I’m sorry I reached out to you out of selfishness, It’s been so long since I’ve spoken to you I forgot how eloquent you were. The end of that conversation I was left with the reminder that any friendship I could have once shared with you was long gone, and that you thought I needed to seek therapy. Several weeks later I accepted a job and moved to Iowa where I spend so much time working remotely that I haven’t found the time to seek therapy. Though I respect your opinion and I do plan to seek help, I fear what more I’ll learn about myself, or rather a lack of what can be done.
I’ve listed a few secrets here I wouldn’t share with people I hold close. Yet alone you. But why do I still feel nothing? I always feel that something’s missing, I’m always unsatisfied but can never think why. When this feeling overtakes me and I am compelled to come here and write, to try and understand what these thoughts mean by making them physical, something I can read. Something real. The only thing I’ve discovered so far is there’s a yearning, a longing within me for something I don’t have. That this feeling has been with me for as far back as my memory goes. However, I do remember a significant amount of time it wasn’t there, and the only thing missing since it’s returned. You.

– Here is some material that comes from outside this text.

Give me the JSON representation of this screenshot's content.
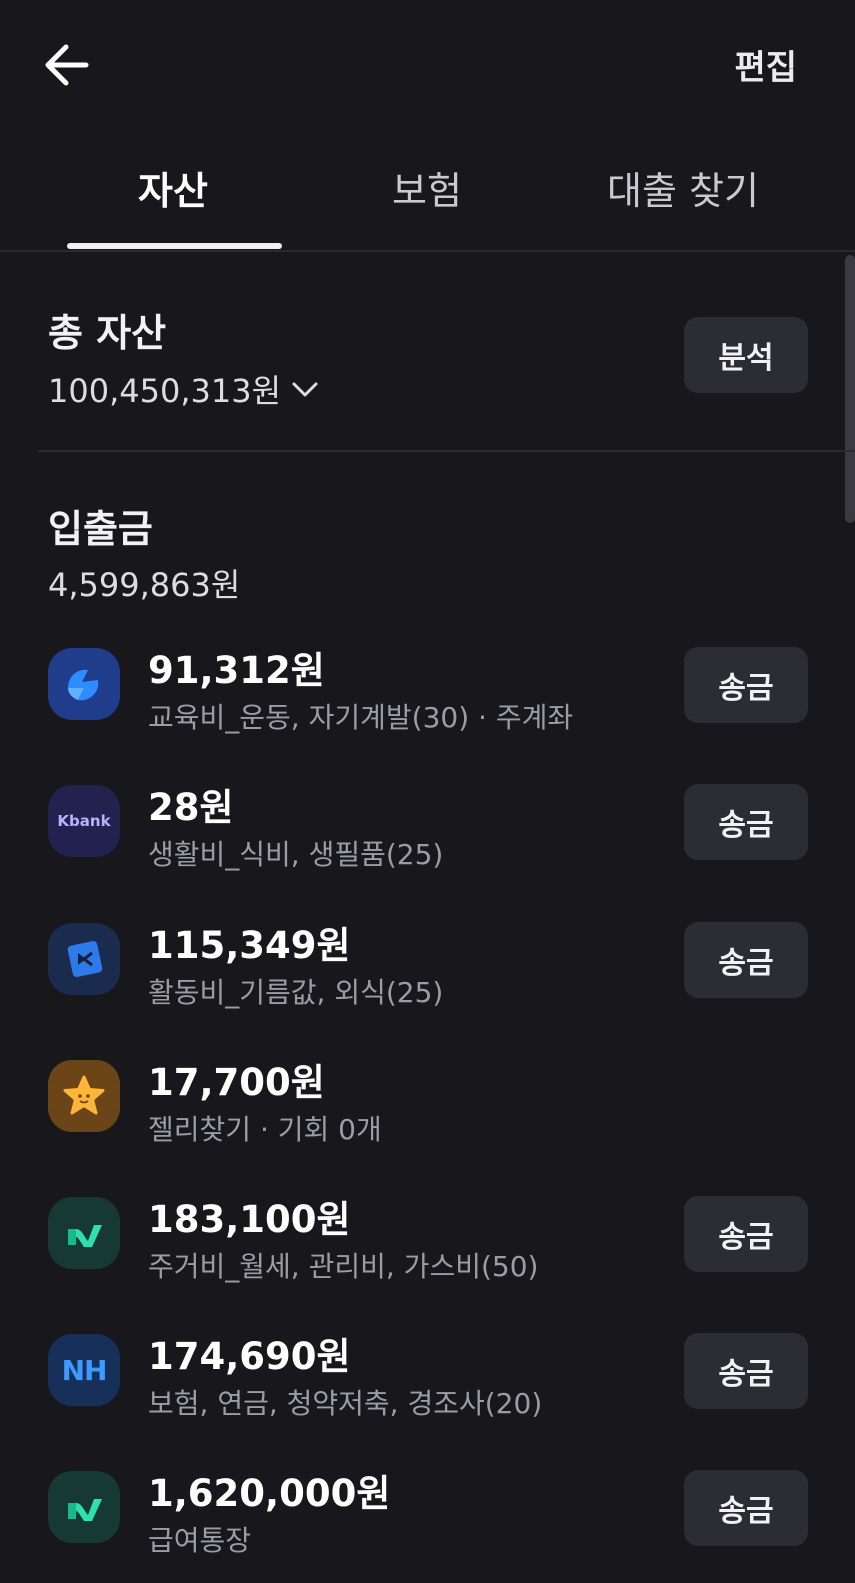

There’s more to me than meets the eye, something that I’ve lived with longer than anything or anyone else. It was there before my unexplained mood swings as a child became known as bipolar disorder. It was there before the ostracization and home abuse turned my external outburst inwards, leading to my depression and the entity that moved in with it. It was there when I finally cast that demon personality out and stabilized my mood with better thought patterns. It’s been with me so long that I wasn’t even aware it was apart of me until its existence was suddenly, and unsuspectingly thrust upon me.
Though your existence has left me unchanged, you have changed everything I thought I knew about myself, and I now know longer know who I am, or who I’m going to be with you.
You are the biggest confession of all, and you are undoubtedly, unequivocally, undeniably me.